We cannot go on suggesting to the people of this country that we can sustain elderly and social care on the basis of taxation. I agree with my right hon. Friend the Member for Charnwood that there must be a balance. I am going to risk provoking the concern of my Front-Bench colleagues by saying that we need to use public funds more effectively. I say to the Minister that I am not speaking for my party, so let him not make too much of this. I participated in a Select Committee that looked into fuel poverty and asked, "Are we making enough of the public funds?" and "Are we directing them and making them more effective?" That Labour-dominated Committee decided in its report, which I commend to the Minister, that we were not making effective use of the public means at our disposal. In my judgment, winter fuel payments should not be paid to those on higher-rate tax bands. It makes no sense to do that, and we could save about £250 million by not doing so-a small amount, but it would be a start. We are not making effective use of the many different allowances that are-I fully accept this-designed and targeted to relieve the poverty of the aged, including fuel poverty. On top of that, we should, as my right hon. Friend the Member for Charnwood suggested, adopt an insurance system over and above a particular threshold.

Dr. Ladyman: If the insurance had to be paid while one was working, which seemed to be the suggestion of the right hon. Member for Charnwood (Mr. Dorrell), and if it were made compulsory, how would it differ from national insurance, which is effectively just another tax?

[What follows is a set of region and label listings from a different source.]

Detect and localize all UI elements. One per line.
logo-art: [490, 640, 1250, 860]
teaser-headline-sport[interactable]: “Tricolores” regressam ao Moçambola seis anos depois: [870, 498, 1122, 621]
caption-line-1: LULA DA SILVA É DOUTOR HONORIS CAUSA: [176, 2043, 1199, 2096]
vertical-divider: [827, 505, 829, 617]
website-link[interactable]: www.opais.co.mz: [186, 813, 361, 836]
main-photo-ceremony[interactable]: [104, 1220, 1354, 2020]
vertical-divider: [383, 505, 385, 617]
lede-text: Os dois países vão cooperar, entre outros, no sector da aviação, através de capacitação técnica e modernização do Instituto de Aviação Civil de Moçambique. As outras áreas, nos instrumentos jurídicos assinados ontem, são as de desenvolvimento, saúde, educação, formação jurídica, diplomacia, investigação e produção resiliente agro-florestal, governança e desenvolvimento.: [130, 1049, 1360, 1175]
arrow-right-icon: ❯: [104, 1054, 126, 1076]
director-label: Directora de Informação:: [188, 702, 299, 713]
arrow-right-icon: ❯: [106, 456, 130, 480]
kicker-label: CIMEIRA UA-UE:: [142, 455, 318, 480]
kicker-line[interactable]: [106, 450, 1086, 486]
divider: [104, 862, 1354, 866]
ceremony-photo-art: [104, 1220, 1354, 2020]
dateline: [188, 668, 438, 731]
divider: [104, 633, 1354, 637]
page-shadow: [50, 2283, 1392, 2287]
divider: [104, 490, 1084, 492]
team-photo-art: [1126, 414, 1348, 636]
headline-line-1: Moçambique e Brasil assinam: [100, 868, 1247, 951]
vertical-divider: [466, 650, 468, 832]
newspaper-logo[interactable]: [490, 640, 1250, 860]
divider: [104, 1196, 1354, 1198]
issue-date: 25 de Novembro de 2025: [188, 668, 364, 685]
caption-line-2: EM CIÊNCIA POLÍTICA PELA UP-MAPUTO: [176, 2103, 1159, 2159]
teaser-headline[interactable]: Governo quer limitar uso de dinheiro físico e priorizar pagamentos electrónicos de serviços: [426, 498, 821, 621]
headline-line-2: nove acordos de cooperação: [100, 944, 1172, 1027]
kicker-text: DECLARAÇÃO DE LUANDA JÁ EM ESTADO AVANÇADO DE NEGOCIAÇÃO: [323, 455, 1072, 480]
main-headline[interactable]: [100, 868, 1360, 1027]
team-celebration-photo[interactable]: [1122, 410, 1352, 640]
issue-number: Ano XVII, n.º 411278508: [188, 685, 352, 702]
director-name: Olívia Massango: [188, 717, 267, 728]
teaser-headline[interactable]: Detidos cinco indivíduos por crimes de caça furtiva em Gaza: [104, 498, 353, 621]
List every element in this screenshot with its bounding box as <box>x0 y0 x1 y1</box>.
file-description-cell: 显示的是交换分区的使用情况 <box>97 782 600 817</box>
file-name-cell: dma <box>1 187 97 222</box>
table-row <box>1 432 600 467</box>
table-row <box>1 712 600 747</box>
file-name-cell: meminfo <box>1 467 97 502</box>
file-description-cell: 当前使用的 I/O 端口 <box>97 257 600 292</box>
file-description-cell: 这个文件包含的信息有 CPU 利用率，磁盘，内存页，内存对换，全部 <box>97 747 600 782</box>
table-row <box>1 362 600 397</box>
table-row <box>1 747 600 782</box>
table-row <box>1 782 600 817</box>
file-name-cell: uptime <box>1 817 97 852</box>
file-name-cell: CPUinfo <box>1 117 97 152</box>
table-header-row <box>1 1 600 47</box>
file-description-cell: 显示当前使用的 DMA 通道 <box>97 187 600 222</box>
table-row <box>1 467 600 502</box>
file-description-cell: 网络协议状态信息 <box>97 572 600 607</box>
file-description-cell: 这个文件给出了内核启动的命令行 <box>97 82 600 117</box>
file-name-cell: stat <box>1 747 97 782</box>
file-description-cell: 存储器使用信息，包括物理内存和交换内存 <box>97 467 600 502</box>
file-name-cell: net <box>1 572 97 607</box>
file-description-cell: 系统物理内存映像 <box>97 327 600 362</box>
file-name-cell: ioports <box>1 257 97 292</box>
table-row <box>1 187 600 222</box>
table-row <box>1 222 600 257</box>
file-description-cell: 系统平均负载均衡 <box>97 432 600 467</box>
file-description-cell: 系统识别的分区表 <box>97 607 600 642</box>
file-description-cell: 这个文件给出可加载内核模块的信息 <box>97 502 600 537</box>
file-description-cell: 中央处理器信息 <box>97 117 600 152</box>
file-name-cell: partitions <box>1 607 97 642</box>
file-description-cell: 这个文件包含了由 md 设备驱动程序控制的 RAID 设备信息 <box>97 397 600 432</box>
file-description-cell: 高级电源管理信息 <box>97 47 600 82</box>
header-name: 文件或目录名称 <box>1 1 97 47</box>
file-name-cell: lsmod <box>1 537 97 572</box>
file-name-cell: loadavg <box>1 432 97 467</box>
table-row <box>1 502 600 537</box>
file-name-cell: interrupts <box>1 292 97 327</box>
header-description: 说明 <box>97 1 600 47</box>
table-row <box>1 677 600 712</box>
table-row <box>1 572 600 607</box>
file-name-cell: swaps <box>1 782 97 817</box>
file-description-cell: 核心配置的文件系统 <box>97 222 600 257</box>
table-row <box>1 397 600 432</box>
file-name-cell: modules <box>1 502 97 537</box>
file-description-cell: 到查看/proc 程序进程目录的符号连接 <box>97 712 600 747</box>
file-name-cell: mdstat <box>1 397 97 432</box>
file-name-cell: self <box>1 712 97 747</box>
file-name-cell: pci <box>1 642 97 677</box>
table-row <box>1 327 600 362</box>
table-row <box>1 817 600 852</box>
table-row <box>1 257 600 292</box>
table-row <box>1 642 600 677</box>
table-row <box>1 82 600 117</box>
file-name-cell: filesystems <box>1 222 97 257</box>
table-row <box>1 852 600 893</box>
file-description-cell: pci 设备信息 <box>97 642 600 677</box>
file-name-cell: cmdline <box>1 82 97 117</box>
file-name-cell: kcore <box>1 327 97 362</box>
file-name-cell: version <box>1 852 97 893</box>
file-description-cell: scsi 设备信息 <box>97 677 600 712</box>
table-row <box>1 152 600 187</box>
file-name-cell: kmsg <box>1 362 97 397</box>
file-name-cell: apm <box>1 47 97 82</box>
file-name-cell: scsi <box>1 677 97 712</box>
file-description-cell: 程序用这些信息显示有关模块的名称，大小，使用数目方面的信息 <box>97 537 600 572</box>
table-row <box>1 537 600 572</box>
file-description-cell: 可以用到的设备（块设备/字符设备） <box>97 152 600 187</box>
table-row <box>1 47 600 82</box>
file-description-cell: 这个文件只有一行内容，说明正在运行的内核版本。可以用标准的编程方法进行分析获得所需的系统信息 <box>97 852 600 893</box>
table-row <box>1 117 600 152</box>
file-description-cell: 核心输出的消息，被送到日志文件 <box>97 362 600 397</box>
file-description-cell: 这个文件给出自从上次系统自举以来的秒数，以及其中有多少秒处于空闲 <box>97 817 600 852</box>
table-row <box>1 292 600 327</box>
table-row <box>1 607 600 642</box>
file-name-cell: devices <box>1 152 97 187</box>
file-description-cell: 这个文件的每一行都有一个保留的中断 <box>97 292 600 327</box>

Mr. Cox: Plainly, the detail needs to be examined. I can think of solutions through the insurance system that would not necessarily mean that the money was lost if one did not subsequently have to call on the insurance fund, and other techniques could be used. The danger is that there would be no incentive to engage in it. However, it would be retrograde and unfortunate simply to have a tax on those who were elderly or a tax on their estates; we must look for alternatives to that.

The silver lining that I perceive in this debate, starting from a position of far less expertise than those who have participated in examining the problem in government, is that we have all been able candidly to accept-nobody has sought to argue otherwise-that we will need a system that is based at least partly on the private financing of those affected. If we can build on that as a starting point for this policy, we then have a responsibility to develop it. Twelve years ago, the former Prime Minister came into government promising that he would solve this problem. It is a bit late for the Labour Government to produce a policy now, but I am glad that they have, because at least we can all begin to talk about this an adult and sensible way and to say to the public that it can no longer be done on the basis of public means and direct taxation.

...

GEOFFREY'S PREVIOUS INTERVENTION IN THE SAME DEBATE

Mr. Geoffrey Cox (Torridge and West Devon) (Con): I do not know whether the Minister has had a chance to read the report of the Select Committee, on which her party's representatives predominate. One of its criticisms of the winter fuel allowance is that it is extremely poorly targeted and goes to those who pay higher rates of tax. The Select Committee has made a recommendation that money could be saved by withdrawing the allowance from the rich. Does the Minister support such a policy?

Angela Eagle: The Government have no plans to do that, but I wonder whether the hon. and learned Gentleman's intervention gives a little glimpse into what the future might be were there to be such a tragic occurrence as a Conservative victory at the next election.